I am having a hard time parsing this out. I am not sure that I understand what you are trying to say.
I am not sure how you arrived at inflation suppressing wages. Inflation is an economy wide increase in prices and it erodes the value of the wages and puts pressure on employers to raise wages. If you can get to inflation suppressing wages from this I really don't see it.
Constant nominal wages + inflation = lower real wages.
I think that you are confusing cause and effect.
For every retiree who consumes goods and services, someone has to produce those goods and services and be recompensed with less than the value of the goods and services produced after all deductions. Else, there wouldn't be any goods and services left after the workers have consumed their shares. Whether they get the money on hand but pay hefty rates to social security, or whether they don't see the money in the first place because their bosses have to pay hefty dividends to the fund that owns the company is, in effect, hardly relevant.
Once again, I had to read this over many times to try to find out where you go off of the rails with this. Intentional or not, this demonstrates an anti-capitalistic understanding of the economy. A capitalistic economy expands as necessary to accommodate spending, if there are adequate resources and time to react.
You are contradicting yourself here. We're talking about a scenario where the rate of people in employment falls steadily and significantly, remember? If labour is not a scarce resource with a potential to limit the expansion of the economy, then what's your problem in the first place? If it is, then the economy will
not be able to expand "as necessary to accommodate spending" and thus the goods available will shrink no matter how the retirees get their budget.
Oh, and there's nothing anti-capitalistic about this (though I may or may not be an anti-capitalist at other times). I'm pretty sure I could quote you some Adam Smith saying more or less the same thing if I had the time to look him up.
It doesn't matter if it is a retiree who spends the money or a productive worker. They count the same to direct the economy what and how much to produce.

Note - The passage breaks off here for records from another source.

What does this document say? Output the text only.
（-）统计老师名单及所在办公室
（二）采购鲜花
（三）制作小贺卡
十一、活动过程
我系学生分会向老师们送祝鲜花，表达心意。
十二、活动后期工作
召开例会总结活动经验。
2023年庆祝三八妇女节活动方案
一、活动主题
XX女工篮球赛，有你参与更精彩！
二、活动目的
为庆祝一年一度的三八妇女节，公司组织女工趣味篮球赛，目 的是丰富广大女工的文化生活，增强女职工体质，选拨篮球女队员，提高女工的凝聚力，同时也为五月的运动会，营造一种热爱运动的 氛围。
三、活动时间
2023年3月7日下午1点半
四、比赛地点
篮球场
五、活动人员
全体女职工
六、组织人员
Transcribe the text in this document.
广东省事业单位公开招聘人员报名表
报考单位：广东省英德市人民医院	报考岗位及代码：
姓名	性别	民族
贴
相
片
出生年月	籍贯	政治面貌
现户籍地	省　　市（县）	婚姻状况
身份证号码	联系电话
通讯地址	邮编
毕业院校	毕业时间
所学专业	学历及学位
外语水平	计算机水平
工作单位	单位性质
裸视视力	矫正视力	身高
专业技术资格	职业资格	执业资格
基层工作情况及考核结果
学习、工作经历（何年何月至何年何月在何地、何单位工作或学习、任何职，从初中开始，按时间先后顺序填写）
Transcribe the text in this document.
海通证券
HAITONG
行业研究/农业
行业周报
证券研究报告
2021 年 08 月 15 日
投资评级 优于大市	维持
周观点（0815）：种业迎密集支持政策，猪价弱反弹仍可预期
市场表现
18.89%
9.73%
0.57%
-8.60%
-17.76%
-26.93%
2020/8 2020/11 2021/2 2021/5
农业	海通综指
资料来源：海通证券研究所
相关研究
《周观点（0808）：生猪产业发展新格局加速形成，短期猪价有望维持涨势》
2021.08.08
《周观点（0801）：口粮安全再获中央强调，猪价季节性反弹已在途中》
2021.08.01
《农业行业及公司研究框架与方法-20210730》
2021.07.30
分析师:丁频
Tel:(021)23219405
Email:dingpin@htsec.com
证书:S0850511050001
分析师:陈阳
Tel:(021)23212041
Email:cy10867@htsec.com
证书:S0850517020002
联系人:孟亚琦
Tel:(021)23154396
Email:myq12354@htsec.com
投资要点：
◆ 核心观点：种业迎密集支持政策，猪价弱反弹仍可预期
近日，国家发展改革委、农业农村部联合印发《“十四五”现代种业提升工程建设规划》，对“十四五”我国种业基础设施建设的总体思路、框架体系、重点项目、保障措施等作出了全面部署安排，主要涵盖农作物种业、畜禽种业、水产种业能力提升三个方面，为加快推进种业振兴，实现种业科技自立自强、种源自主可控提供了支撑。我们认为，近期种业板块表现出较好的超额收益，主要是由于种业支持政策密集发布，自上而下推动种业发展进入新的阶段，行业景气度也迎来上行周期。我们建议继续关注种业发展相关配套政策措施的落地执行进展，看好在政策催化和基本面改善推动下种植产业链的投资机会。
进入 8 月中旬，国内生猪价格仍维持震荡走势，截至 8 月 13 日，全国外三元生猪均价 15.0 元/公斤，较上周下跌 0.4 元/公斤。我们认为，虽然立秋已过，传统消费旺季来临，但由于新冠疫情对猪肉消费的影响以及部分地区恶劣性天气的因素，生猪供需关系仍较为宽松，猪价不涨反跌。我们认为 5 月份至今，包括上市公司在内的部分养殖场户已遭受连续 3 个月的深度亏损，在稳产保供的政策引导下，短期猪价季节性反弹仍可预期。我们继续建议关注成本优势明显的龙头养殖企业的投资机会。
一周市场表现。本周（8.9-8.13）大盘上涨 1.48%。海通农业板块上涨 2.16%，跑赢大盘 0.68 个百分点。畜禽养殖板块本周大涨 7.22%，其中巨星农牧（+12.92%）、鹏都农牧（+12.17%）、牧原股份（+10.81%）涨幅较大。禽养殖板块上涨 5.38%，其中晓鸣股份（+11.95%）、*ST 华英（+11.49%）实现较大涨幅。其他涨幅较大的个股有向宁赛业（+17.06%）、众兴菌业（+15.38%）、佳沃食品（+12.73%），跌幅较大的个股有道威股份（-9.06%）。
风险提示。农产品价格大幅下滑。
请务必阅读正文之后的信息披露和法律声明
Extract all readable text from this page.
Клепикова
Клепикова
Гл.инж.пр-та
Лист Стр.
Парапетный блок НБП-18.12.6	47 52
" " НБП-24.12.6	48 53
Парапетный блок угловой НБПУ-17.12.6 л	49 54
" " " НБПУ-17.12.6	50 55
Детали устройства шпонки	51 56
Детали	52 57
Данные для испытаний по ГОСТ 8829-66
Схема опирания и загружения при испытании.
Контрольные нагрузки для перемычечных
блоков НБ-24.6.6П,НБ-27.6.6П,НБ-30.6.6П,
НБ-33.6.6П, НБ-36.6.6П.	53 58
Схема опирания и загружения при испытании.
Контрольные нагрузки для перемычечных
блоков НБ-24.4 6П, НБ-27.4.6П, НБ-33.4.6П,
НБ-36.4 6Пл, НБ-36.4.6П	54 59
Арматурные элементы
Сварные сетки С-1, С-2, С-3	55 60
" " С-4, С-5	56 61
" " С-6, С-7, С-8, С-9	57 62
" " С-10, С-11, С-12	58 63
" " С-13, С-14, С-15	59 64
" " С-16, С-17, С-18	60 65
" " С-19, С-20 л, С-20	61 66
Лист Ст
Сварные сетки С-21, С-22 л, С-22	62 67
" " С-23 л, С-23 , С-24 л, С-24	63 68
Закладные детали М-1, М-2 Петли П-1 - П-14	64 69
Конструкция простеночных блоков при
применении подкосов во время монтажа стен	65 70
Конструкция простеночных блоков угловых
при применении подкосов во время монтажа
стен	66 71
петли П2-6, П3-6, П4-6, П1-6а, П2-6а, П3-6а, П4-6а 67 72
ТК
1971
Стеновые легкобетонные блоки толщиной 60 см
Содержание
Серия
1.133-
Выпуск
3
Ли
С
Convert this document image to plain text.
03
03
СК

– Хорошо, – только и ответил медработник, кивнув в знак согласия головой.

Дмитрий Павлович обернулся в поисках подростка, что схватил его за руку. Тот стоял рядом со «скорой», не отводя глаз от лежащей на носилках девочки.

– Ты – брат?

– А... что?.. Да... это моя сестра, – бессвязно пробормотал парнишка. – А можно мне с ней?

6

The consumption of the retirees doesn't limit the price or availability of goods for anyone.
It does if labour is a scarce resource, which is an unspoken assumption of yours when you claim that a healthy rate of workers/total population is necessary or desirable
per se.
It's a logical necessity that, if people consume who do not produce, those who produce will have to produce more than they're consuming.
Of course.
This fact is independent of whether the system that allocates the non-producers their share of the production is called and investment bank and the rates dividends, or whether it's called social security and intergenerational transfer.
I read this as:
This fact is independent of what the system that allocates the non-producers their share of the production is called, and investment bank and the rates dividends, or whether it's called social security and intergenerational transfer.
I couldn't make any sense out of the struck out phrase.
What I'm saying is it doesn't matter
how retirees get their budget, as long as you rule out significant leaps in productivity (which implicitly you do), their spending will tighten the market such that whatever a worker takes home after all deductions will buy him less than it would in a world with no retirees.
It *really* doesn't matter at all. Assuming the same level of productivity, the same ratio of retirees, the same living standard of retirees, and the same rate of re-investment, the average worker's take home pay will be the same in real terms no matter how the retiree gets his budget, even if its by digging out a cache of cash.
Now, that is assuming one not necessarily realistic assumption: no significant increases in productivity - but that's an assumption without which your entire argument falls apart, so I'm doing you a favour here.
It is independent even of whether you live under capitalism, communism, feudalism, or some other economic system yet to be conceived. The effect on the working population can only be alleviated by either a) high productivity, or b) a high share of workers among the total population.
If you are talking about the burden being greater on the workers as the number of retirees increases relative to the number of the workers, you are right, but it is not because the production that they consume drives the prices down or wages go down due to inflation but because the retirees are supported with taxes that have to be higher with fewer workers since the taxes are payroll taxes based on wages times the number of workers.
Incorrect. Payroll taxes are
one way to distribute access to goods and services,
one way to make it so that those we no longer expect to contribute to society's production can still benefit from it. But given a certain mode of production, degree of automation etc., any other system of distribution has the same effect of decreasing the amount of goods and services available to the workers. All that counts is the ratio of consumables produced to consumers, or as long as production requires human labor (at a given level of productivity), the ratio of workers to consumers.